Run-time type checking such as isinstance can be enabled by defining runtime_checkable decorator via typing module:

from typing import Protocol, runtime_checkable


@runtime_checkable
class Promotion(Protocol):
    def __call__(self, order: Order) -> Decimal: ...

We can now compare that the functions added to the promos global are indeed instances of Promotion:

print(isinstance(promos[0], Promotion)) # returns True

The full example code for this article is as follows. We use dataclasses to define the Customer, Order and LineItem classes

from typing import Protocol, Optional, runtime_checkable
from decimal import Decimal
from dataclasses import dataclass
from collections.abc import Sequence


@dataclass
class Customer:
    name: str
    fidelity: int


@dataclass
class LineItem:
    product: str
    quantity: int
    price: Decimal

    def total(self) -> Decimal:
        return self.price * self.quantity


@dataclass(frozen=True)
class Order:
    customer: Customer
    cart: Sequence[LineItem]
    promotion: Optional['Promotion'] = None

    def total(self) -> Decimal:
        totals = (item.total() for item in self.cart)
        return sum(totals, start=Decimal(0))

    def due(self) -> Decimal:
        if self.promotion is None:
            discount = Decimal(0)
        else:
            discount = self.promotion(self)
        return self.total() - discount

    def __repr__(self):
        return f'<Order total: {self.total():.2f} due: {self.due():.2f}>'
    

@runtime_checkable
class Promotion(Protocol):
    def __call__(self, order: Order) -> Decimal: ...
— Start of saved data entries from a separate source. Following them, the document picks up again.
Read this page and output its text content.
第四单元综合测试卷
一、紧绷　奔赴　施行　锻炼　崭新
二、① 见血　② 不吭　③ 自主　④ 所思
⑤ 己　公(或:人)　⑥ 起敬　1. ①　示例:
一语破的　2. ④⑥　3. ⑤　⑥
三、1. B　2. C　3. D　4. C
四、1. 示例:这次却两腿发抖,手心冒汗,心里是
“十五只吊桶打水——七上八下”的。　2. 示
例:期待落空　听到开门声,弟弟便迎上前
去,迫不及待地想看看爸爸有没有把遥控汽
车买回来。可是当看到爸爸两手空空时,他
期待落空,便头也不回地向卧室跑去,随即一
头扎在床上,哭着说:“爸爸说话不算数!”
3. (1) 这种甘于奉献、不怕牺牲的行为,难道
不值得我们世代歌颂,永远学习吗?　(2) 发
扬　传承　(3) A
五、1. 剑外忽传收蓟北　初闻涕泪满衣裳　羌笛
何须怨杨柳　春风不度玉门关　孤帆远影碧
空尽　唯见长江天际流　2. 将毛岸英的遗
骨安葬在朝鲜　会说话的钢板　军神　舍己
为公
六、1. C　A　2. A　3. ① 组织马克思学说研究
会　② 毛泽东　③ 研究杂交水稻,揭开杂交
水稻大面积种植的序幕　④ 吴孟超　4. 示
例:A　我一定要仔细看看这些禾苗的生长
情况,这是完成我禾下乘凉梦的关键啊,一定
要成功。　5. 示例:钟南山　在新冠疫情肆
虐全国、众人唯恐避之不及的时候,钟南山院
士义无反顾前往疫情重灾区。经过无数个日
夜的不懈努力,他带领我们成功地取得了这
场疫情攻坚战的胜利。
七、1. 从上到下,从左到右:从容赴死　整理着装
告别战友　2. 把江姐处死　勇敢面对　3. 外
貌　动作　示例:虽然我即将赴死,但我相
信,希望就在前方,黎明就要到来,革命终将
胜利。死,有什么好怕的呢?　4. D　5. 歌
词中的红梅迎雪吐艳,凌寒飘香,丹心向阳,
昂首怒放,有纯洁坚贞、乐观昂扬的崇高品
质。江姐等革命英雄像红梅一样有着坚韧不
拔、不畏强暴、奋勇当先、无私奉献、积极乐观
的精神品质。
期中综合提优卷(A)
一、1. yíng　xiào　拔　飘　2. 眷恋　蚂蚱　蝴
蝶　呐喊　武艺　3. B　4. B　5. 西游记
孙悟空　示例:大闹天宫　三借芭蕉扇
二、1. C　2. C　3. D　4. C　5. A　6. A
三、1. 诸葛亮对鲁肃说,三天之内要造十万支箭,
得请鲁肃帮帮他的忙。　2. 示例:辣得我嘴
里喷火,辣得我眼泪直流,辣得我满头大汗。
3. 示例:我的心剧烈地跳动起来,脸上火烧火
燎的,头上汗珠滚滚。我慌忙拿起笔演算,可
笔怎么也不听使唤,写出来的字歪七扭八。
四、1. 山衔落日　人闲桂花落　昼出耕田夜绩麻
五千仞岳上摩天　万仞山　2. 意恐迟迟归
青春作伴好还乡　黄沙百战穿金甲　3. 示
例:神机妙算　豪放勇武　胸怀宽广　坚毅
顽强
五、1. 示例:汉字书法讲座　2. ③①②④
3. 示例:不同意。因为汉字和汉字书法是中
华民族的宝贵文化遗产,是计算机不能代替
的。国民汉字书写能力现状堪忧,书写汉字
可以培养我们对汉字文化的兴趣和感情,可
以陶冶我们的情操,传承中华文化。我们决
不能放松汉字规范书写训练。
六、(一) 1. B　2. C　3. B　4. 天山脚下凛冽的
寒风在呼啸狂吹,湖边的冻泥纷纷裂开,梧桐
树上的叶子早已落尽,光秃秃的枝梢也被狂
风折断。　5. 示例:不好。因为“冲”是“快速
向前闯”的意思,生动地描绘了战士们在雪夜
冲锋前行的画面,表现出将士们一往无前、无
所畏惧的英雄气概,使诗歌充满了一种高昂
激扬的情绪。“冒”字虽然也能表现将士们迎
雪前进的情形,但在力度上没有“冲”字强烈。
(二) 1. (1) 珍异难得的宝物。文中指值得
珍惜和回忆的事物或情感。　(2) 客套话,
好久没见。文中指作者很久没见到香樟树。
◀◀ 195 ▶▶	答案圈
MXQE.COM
promos: list[Promotion] = []


def best_promo(order: Order) -> Decimal:
    return max(promo(order) for promo in promos)


class Fidelity:
    def __call__(self, order: Order) -> Decimal:
        if order.customer.fidelity >= 1000:
            return order.total() * Decimal('0.05')
        
        return Decimal(0)


class BulkItem:
    def __call__(self, order: Order) -> Decimal:
        discount = Decimal(0)
        for item in order.cart:
            if item.quantity >= 20:
                discount += item.total() * Decimal('0.1')
        
        return discount


class LargeOrder:
    def __call__(self, order: Order) -> Decimal:
        distinct_items = {item.product for item in order.cart}
        if len(distinct_items) >= 10:
            return order.total() * Decimal('0.07')
        
        return Decimal(0)


if __name__ == "__main__":
    promos.extend([Fidelity(), BulkItem(), LargeOrder()])

    print(promos)
    print(type(promos[0]))
    print(isinstance(promos[0], Promotion))

    joe = Customer('John Doe', 0)
    cart = [
        LineItem('banana', 4, Decimal('.5')),
        LineItem('apple', 10, Decimal('1.5')),
        LineItem('watermelon', 5, Decimal(5))
    ]

    order = Order(joe, cart, best_promo)
    print(order)

    # Test for fidelity promo
    joe.fidelity = 1000
    order = Order(joe, cart, best_promo)
    print(order)

    # Test for bulk item promo
    cart.append(LineItem('bananas', 21, Decimal('.5')))
    order = Order(joe, cart, best_promo)
    print(order)

By using Protocols, we managed to decouple the promotion functions from the codebase. If this were defined using inheritance via abstract base classes, we would need to create a custom class for each promotion, thereby creating a hierachy of inheritance. In this case, there is no clear relationship between the orders and promotions apart from during the checkout process and since promotions can change over time, using protocols allow us to decouple the implementation of the promotions away from the underlying base classes. To remove a promotion, we just remove it from the promos list.

In addition, we can utilise python’s type hints and external type checkers such as mypy. For the example above, we could run mypy as so:

pip install mypy

mypy protocols_example.py # => Success: no issues found in 1 source file

In this post, I aim to explain what python protocols are at a high level and provide a simple implementation of its usage. Future posts will attempt to highlight more advanced use cases of Protocol.